V domenica di pasqua

Inseriti in Cristo come tralci nella vite vera

« Older   Newer »
 
  Share  
.
  1.  
    .
    Avatar

    Roberto Mezzana

    Group
    Administrator
    Posts
    14,087

    Status
    Offline
    PER CELEBRARE…
    - La presenza che Gesù ci offre non è più una presenza fisica. Non si impone: possiamo ignorarla o riconoscerla, accoglierla con gratitudine, ma anche passarci accanto senza neppure accorgercene. Eppure ciò che è in gioco non è un aspetto marginale della nostra esistenza. L’incontro con Gesù trasforma tutta la nostra vita, la trasfigura, la colma di saggezza e di pace. Chi incontra il Risorto e si affida a lui diventa inevitabilmente un testimone perché la sua vita non è più quella di prima. Quando è autentico, infatti, l’incontro con il Risorto produce un cambiamento che non resta nascosto perché innesta nella nostra povera esistenza, con le sue crepe e le sue ferite, una linfa vitale, la vita stessa di Dio. Quando è autentico, l’incontro con Dio produce frutti, proprio
    - come accade al tralcio della vite. Sono i grappoli di uva il segno inequivocabile della sua vitalità. Sono i gesti, le parole, le scelte, gli atteggiamenti del cristiano la “prova” della sua relazione con il Signore Gesù.
    - La Liturgia di queste Domeniche pasquali ogni anno ci propone brani dal Vangelo secondo Giovanni, in particolare dai discorsi di Gesù nella Cena. Sono testi in cui, a più riprese, Gesù si autorivela: «Io sono...». Di per sé questo è il nome indicibile e santo di Dio e, dunque, Gesù sta rivelando la sua realtà divina.
    - L’evento della risurrezione non può rimanere semplicemente un fatto del passato da ricordare. La gioia e la speranza portate dall’annuncio pasquale aprono il credente all’impegno attivo dell’amore. Attraverso l’immagine della vite e dei tralci, il Quarto Vangelo sottolinea la necessità dell’unione con il Signore Gesù. Per ogni cristiano è fondamentale “rimanere” in Cristo perché il germoglio della fede possa svilupparsi fino a portare frutto.
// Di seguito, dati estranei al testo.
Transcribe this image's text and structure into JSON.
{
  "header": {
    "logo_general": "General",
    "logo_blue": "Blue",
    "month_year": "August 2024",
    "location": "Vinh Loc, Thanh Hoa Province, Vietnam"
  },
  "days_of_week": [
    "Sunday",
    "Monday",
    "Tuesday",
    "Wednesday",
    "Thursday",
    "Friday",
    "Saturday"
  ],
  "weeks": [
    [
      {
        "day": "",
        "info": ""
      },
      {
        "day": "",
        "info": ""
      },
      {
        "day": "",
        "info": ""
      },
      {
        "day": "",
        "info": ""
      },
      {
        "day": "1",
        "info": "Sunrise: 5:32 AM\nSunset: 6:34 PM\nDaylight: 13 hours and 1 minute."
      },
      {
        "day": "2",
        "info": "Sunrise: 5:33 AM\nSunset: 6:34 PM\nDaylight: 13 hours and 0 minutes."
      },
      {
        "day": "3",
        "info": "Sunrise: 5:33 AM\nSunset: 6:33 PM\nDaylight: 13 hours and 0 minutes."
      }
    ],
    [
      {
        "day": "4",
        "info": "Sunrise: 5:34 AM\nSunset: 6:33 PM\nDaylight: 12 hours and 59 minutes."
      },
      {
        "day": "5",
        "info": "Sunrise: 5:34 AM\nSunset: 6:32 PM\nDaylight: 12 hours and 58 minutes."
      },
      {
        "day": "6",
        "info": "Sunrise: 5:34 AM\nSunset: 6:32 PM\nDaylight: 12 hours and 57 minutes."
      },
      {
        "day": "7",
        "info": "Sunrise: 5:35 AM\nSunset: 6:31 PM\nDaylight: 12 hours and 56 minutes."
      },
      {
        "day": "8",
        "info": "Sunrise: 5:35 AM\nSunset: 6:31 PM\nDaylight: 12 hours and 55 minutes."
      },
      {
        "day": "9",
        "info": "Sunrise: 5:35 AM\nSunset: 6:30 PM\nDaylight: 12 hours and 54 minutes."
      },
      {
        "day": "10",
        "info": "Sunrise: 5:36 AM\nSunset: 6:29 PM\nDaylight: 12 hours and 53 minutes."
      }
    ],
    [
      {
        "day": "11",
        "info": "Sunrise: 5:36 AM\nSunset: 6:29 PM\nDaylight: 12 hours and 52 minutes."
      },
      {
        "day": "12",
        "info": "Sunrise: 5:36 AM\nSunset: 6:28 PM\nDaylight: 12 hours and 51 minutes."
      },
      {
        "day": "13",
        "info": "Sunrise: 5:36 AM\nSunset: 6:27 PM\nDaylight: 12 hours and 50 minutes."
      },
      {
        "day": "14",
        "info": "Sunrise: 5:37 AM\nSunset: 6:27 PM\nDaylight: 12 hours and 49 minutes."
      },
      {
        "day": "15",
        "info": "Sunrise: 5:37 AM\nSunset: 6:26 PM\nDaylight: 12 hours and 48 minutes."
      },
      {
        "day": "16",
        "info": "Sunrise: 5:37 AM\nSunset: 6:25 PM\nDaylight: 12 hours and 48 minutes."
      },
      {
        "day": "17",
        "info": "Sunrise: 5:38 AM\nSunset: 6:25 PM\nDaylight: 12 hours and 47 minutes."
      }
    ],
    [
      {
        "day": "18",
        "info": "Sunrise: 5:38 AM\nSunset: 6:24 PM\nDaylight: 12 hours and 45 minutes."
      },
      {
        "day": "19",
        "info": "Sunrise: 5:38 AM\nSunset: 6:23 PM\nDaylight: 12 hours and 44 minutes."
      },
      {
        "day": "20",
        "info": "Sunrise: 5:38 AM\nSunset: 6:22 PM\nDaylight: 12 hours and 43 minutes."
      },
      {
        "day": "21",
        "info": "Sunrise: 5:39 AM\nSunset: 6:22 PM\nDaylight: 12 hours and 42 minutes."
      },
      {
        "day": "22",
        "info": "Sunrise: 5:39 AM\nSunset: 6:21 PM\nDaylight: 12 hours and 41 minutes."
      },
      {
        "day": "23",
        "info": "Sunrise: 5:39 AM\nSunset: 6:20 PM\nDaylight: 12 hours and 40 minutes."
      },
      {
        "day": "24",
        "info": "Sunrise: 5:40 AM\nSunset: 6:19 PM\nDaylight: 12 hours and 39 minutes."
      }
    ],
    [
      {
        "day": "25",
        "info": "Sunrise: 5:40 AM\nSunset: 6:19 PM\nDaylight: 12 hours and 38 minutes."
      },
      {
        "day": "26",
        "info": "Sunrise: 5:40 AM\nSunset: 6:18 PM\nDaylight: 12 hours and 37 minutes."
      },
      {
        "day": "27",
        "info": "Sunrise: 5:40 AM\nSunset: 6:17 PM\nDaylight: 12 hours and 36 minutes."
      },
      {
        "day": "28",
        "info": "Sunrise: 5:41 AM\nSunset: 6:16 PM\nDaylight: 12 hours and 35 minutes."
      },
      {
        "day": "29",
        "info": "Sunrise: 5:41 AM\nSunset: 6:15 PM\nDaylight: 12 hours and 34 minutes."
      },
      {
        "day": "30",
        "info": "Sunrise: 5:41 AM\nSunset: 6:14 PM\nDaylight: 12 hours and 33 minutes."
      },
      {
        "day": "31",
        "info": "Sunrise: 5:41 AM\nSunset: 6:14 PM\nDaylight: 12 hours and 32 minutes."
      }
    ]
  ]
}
Dalla vite, i tralci verdeggianti ricevono la linfa vitale e la trasformano in frutto; al contrario, i tralci aridi e secchi raccontano la storia del rifiuto che l’uomo nella sua libertà può opporre al dono dell’amore e della vita. Per l’evangelista Giovanni l’atteggiamento dell’amore che i credenti in Cristo assumono nei confronti del prossimo è il frutto fondamentale della Pasqua. Amare «con i fatti e nella verità» (1 Gv 3,18) significa accogliere e far fruttificare la vita del Risorto. Egli è la Parola incarnata, la Parola portata a compimento. La sua Pasqua è l’evento-mistero che ha cambiato la storia, è la verità che i discepoli proclamano con coraggio.
    - La Chiesa si costruisce a poco a poco; fa progressi, si moltiplica guidata dallo Spirito. Innestata sulla fede nel Cristo risorto la nuova Comunità, quale vite feconda, estende i suoi rami. Il racconto della prima visita di Paolo a Gerusalemme dopo la sua conversione, mette in luce due elementi: Paolo vuole incontrarsi con i discepoli della Chiesa “madre” perché sia riconosciuta, anche visibilmente, la sua comunione con i fratelli che sono stati i testimoni privilegiati della risurrezione di Cristo; in tal modo, viene sottolineata pure l'unità della missione evangelizzatrice della Chiesa. Come, infatti, in Gerusalemme aveva avuto il suo culmine e il suo compimento la missione di Gesù (cfr. il tema della “salita a Gerusalemme” nel tempo di preparazione alla Pasqua), così da Gerusalemme parte e si diffonde la missione degli apostoli e di Paolo, per raggiungere uomini di razze e culture diverse: «La Chiesa... dunque... cresceva e camminava nel timore del Signore colma del conforto dello Spirito Santo» (Prima Lettura). Sorgono le diverse Chiese nei punti nevralgici degli itinerari apostolici, ma tutte sono raccolte nell’unità della fede e della carità di Cristo. Ciò avviene nell’ambito di una Chiesa che si costruisce dopo la risurrezione di Cristo; ma il medesimo dinamismo di crescita e di espansione è vivo e vitale anche oggi. Il centro di unità si è spostato dalla Chiesa di Gerusalemme alla Chiesa di Roma: essa possiede modelli di organizzazione e di pensiero caratteristici della cultura in cui si è inserita e che ha pure trasformato. Ma non li impone alle Chiese locali, le quali – incarnate in paesi con proprie culture – devono trovare una specifica fisionomia per l’annuncio dell’unico messaggio salvifico. Si instaura, così, un regime di unità nel pluralismo che non va esente da squilibri e tensioni.
    - Il cristiano, oggi più che mai, è chiamato a «portare “molto frutto”: nella giustizia sociale, perché essa non sia solo lotta per la conquista di un potere, ma potere di rispetto e di amore per ogni creatura, dal bimbo che fiorisce nel grembo della madre, al vecchio che avvizzisce nella carne, all’ombra di un cronicario e nella solitudine; nella promozione umana, dove l’uomo non è solo il protagonista di una storia senza significato che si ripete all’infinito, ma il figlio e il fratello che nella storia trova la sua strada che conduce al cuore del Padre; nella comunione personale e comunitaria con la persona di Gesù che, se vive nella comunità dei credenti, tuttavia la trascende nella sua pienezza di amore personale. In questo vivere dinamicamente la fede, non solo è glorificato il Padre, ma quella gloria si riversa sul volto dell’uomo dove i tratti della fatica e del dolore non assumono più i segni di una condanna, ma diventano il preludio della vita» (G. Sacino).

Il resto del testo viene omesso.